The vast array of production and destruction, transactions and interactions, result in massive amounts of shipping, trading and, of course, waste. Local governments have worked hard to increase recycling and decrease waste production, but it is often community efforts that work best. Abiko City started Ecopure Abiko, the Citizens" Campaign for Reduction and Recycling of Garbage. This program helps residents collect compostable waste and deliver it to local organic farmers.

Twelve subway lines provide convenient transportation in and around Tokyo. The impressive public transportation system alleviates pressures on roads and eliminates much of the traffic and accompanying air pollution found in other major cities (nearly 90 percent of workers in Tokyo commute by rail).

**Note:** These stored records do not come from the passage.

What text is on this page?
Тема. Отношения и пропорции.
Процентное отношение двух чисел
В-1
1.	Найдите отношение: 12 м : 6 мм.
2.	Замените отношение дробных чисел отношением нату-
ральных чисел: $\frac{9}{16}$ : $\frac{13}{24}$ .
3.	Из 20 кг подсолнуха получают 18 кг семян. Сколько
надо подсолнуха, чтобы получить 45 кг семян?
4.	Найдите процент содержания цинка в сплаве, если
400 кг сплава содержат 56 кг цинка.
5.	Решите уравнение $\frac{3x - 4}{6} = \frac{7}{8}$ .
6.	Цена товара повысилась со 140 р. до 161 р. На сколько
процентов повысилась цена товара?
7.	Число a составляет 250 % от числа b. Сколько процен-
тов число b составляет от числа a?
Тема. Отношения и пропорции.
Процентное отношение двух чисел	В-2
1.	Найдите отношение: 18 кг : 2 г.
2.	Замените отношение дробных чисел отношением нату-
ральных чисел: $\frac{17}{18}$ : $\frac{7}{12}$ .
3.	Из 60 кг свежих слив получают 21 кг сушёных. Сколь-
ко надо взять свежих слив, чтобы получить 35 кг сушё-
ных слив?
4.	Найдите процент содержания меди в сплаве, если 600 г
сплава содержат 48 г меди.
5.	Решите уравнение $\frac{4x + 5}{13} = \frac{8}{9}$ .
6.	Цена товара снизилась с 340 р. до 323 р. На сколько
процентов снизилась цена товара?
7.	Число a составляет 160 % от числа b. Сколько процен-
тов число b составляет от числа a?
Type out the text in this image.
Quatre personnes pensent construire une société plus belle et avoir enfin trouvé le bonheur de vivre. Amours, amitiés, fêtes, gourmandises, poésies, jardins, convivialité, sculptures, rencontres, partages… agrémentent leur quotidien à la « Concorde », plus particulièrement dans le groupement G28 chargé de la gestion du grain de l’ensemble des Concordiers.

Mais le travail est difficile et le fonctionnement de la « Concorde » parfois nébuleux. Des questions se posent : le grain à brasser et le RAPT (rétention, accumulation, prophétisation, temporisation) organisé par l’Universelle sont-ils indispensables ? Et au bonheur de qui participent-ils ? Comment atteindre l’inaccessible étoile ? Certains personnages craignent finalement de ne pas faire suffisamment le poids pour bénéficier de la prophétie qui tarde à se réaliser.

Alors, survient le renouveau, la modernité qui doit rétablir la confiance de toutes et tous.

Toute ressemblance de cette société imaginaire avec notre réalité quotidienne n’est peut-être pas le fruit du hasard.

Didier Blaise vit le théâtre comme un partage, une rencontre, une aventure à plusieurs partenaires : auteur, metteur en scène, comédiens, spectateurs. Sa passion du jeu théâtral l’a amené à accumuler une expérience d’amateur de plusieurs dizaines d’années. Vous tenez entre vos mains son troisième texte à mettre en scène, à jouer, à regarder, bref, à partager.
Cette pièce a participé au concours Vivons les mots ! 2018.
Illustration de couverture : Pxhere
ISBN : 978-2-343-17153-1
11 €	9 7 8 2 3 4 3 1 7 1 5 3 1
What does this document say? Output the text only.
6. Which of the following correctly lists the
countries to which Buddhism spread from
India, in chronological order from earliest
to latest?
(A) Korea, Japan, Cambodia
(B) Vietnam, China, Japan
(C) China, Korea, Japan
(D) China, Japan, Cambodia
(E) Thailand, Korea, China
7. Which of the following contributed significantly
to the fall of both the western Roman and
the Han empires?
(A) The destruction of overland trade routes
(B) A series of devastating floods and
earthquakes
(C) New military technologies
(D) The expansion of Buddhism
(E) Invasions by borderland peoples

Tokyo’s cars, asphalt, buildings and people cause another problem—heat. The "heat island phenomenon" has become a major problem for the city; thermal loading in the jam-packed, hectic urban centers contributes to global warming and health problems, as well as making things downright uncomfortable. The TMG has now mapped the regional thermal environment and the city is planting trees, creating more lawns, and paving streets with water-retentive asphalt.

Official regional planning began here in 1956 with the passage of the National Capital Region Development law, which was intended to limit the growth of urban Tokyo. The law failed to stop the expansion of the city, though, and was soon amended to include a "Suburban Development Area." According to a United Nations University report, "In the late 1960s, [Tokyo"s] suburban fringe already stretched as far as 25 miles from the city center." While this trend eliminated some of the downtown congestion, it magnified transportation problems dramatically by increasing the number of commuters.

Under today’s plan, the suburbs expand in and among the existing city structures while green spaces are protected. Most importantly, satellite towns are developed to accommodate new industries and economic booms. This plan is pushing Tokyo away from the single-city mode and toward a concept of "multi-core" urban zones, each of which can draw congestion and people away from the center city. The Japanese government also increased spending in outlying areas to encourage further growth and development of "micropolitan areas."